Write an equation of the translated or rotated graph in general form.
y=3x^2-2x+5 T(2,-3)
I know the graph is a parabola. But I am not sure where I would "plug in" h and k into this equation. To get the translated equation.
1. You know
$\displaystyle \left|\begin{array}{l}\bar{x} = x+2 \\ \bar{y} =y-3\end{array}\right. ~\implies~ \left|\begin{array}{l}\bar{x}-2 = x \\ \bar{y}+3 =y\end{array}\right.$
2. Plug in the terms for x and y and change the variable:
$\displaystyle y+3 = 3(x-2)^2-2(x-2)+5$
Expand and collect like terms.
I am having difficulty with one more question
y^2+8x=0 rotated on pi/6
I did this
x= cos(pi/6)x+sin(pi/6)y
square root 3 / 2 x+1/2y
For y I got -1/2X+ square root 3/2y
Then I plug it in
(-1/2x+ square root 3/2y)^2+8( square root 3 /2 x +1/2y)
But I am having trouble figuring out the equation.
1. Do yourself (and us) a favour and start a new thread if you have a new question.
2. I assume that the center of rotation is the origin(?).
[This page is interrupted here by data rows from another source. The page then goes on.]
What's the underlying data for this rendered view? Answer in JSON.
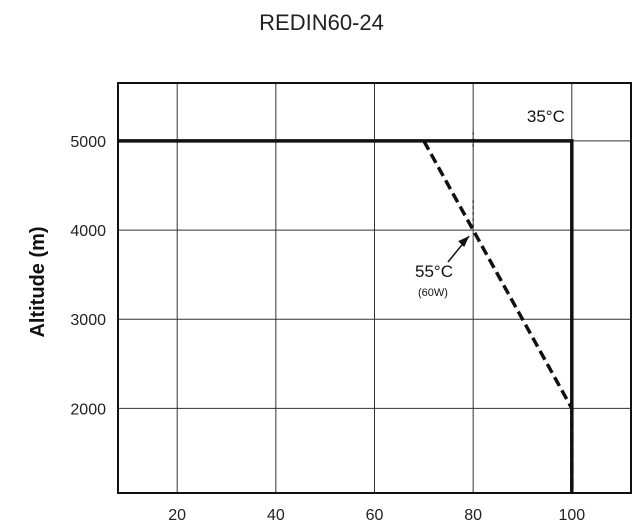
{
  "chart_data": {
    "type": "line",
    "title": "REDIN60-24",
    "xlabel": "",
    "ylabel": "Altitude (m)",
    "xlim": [
      8,
      112
    ],
    "ylim": [
      1050,
      5650
    ],
    "x_ticks": [
      20,
      40,
      60,
      80,
      100
    ],
    "y_ticks": [
      2000,
      3000,
      4000,
      5000
    ],
    "grid": true,
    "series": [
      {
        "name": "35°C",
        "style": "solid",
        "x": [
          8,
          100,
          100
        ],
        "y": [
          5000,
          5000,
          1050
        ]
      },
      {
        "name": "55°C",
        "style": "dashed",
        "x": [
          70,
          100,
          100
        ],
        "y": [
          5000,
          2000,
          1050
        ]
      }
    ],
    "annotations": [
      {
        "text": "35°C",
        "x": 99,
        "y": 5250
      },
      {
        "text": "55°C",
        "subtext": "(60W)",
        "x": 80,
        "y": 4000
      }
    ],
    "colors": {
      "line": "#111111",
      "grid": "#333333"
    }
  }
}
If so you know:
$\displaystyle \left|\begin{array}{l}\bar{x} = x \cdot \cos\left(\frac{\pi}6\right) - y \cdot \sin\left(\frac{\pi}6\right) \\ \bar{y} = x \cdot \sin\left(\frac{\pi}6\right) + y \cdot \cos\left(\frac{\pi}6\right) \end{array}\right.$
With $\displaystyle \cos\left(\frac{\pi}6\right)=\frac12 \sqrt{3}$ and $\displaystyle \sin\left(\frac{\pi}6\right) = \frac12$
you'll get:
$\displaystyle \left|\begin{array}{l}x = \frac12 ( \bar{x} \sqrt{3} + \bar{y}) \\ y= \frac12 (\bar{y} \sqrt{3} - \bar{x} )\end{array}\right.$
3. Plug in these terms into the original equation which yields:
$\displaystyle \frac14 (\bar{y} \sqrt{3} - \bar{x})^2+ 4( \bar{x} \sqrt{3} + \bar{y}) = 0$
4. Expand the brackets and collect like terms:
$\displaystyle x^2 - 2·√3·x·y + 16·√3·x + 3·y^2 + 16·y = 0$
I have a question when you wrote the equation why is it square root of 3 instead of square root of 3 over 2? I mean it makes sense in the final answer.
Also would instead of having 1/2 in the equation would you not have 2 because if you plug it back into the equation with two it makes more sense to me
As I checked and found out the answer to this problem is
x^2-2square root 3 xy +3(y)^2+ 16square root 3 x+16y
And if you use 2 instead of 1/2 in the equation I would get that answer.
You probably have noticed that I made a mistake typing the equation (I used √3 instead of \sqrt{3}) So Here is the correct equation:
$\displaystyle x^2 - 2\cdot \sqrt{3} \cdot x·y + 16\cdot \sqrt{3} \cdot x + 3·y^2 + 16·y = 0$
Sorry for the confusion.